The preponderant reason Dr. Haider says the city’s housing prices are exorbitant is demand is outpacing supply by a country mile. There is no shortage of people receiving gifts from their parents and grandparents to buy their first homes, and it just so happens that it’s occurring as Canada enters a fifth straight decade of declining construction on a per capita basis. In particular, the type of housing people desire, single-family homes, is scarce.
As counterintuitive as it might appear on the surface, Dr. Haider says housing in Toronto actually is affordable and that’s because interest rates are historically low.
“Given ultra-low interest rates, you can get a mortgage for 2%, although many people get it for 1.5%, and this allows you to take on a much larger loan and still be able to pay monthly mortgage payments compared to the early ‘90s when mortgage rates were 17-19% or higher. When mortgage rates are as low as they are now, the bulk of your monthly payments from day one are going to pay down your principal and not the interest, which means you’re putting money back into your pocket. The way mortgage finance works, the bulk of your payment comes back to you directly and creates demand for homebuying,” Dr. Haider said.
“The second thing is the growth in our demographics -- because of immigration, Canada has been growing steadily where the bulk of them focus on the five largest cities. When you have demand increasing and all the enablers of increasing demand functioning and not much happening on the supply side, then you see this scenario playing out year after year, where housing prices are increasing because, demographically and financially, housing is becoming more desirable.”

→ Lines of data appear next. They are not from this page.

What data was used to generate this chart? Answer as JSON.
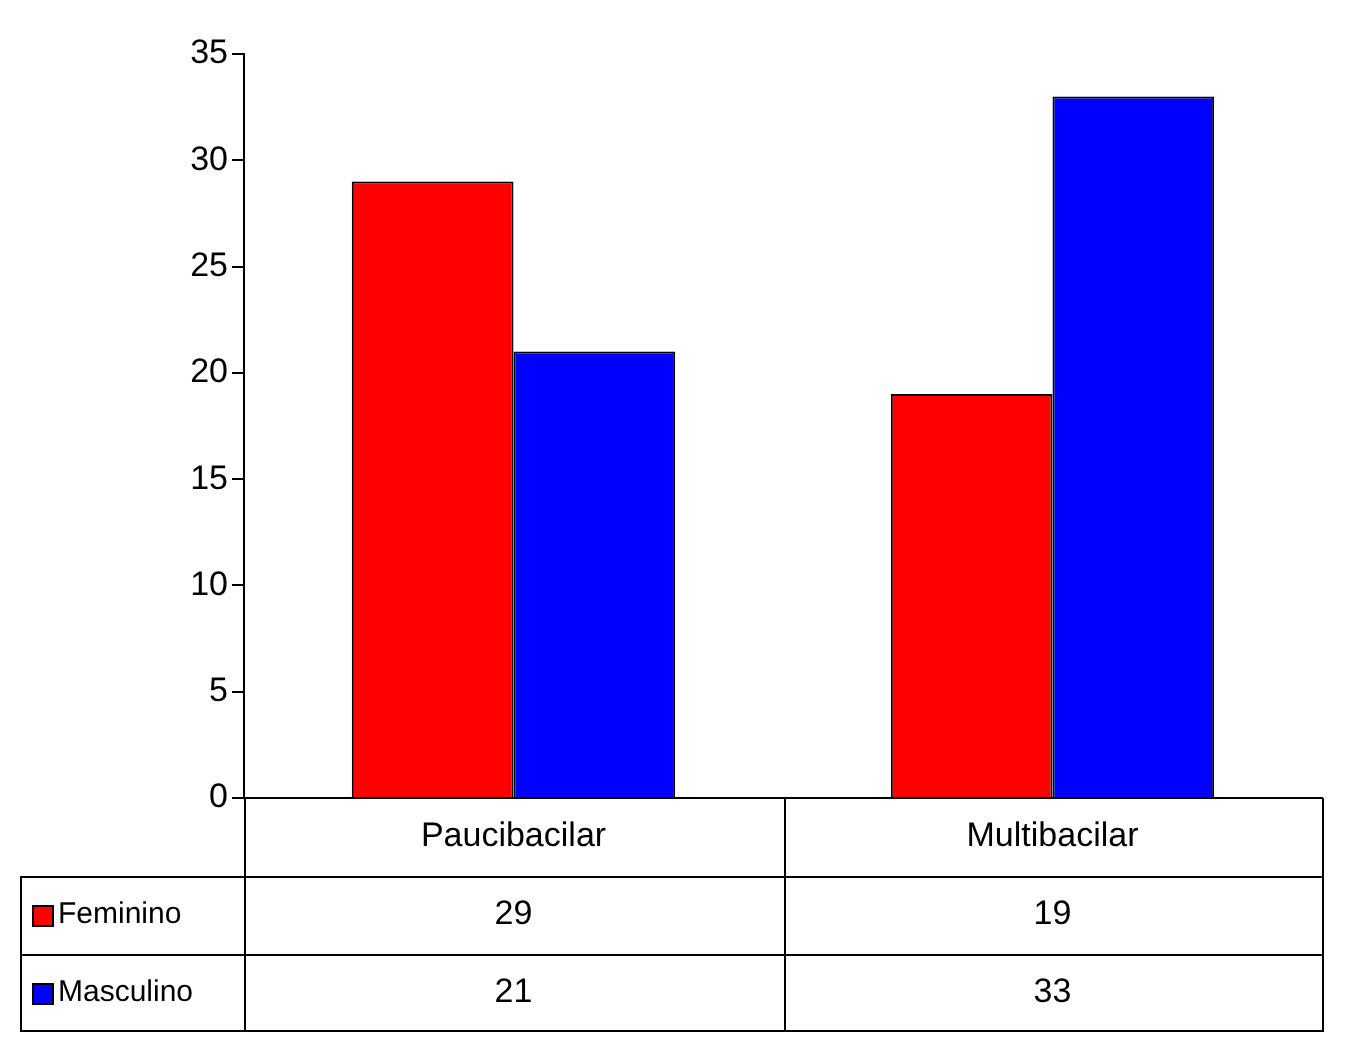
{
  "chart_data": {
    "type": "bar",
    "categories": [
      "Paucibacilar",
      "Multibacilar"
    ],
    "series": [
      {
        "name": "Feminino",
        "color": "#ff0000",
        "values": [
          29,
          19
        ]
      },
      {
        "name": "Masculino",
        "color": "#0000ff",
        "values": [
          21,
          33
        ]
      }
    ],
    "ylim": [
      0,
      35
    ],
    "yticks": [
      0,
      5,
      10,
      15,
      20,
      25,
      30,
      35
    ],
    "grid": false,
    "data_labels": true,
    "legend": "bottom left"
  }
}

The evidence for a bubble might be disputable, but it exists. Just two weeks ago, UBS Global Real Estate Bubble Index 2021 anointed Toronto the ignominious honour of having the world’s second-largest real estate bubble -- up from a third place position in 2020.
Perhaps, then, the question needs to be posed differently: what would it take for Toronto’s strong market fundamentals to evaporate, and if that occurred, what would happen to its real estate market?
If this is a bubble -- and it doesn't look to be yet -- is there a bang or a whimper in Toronto's future?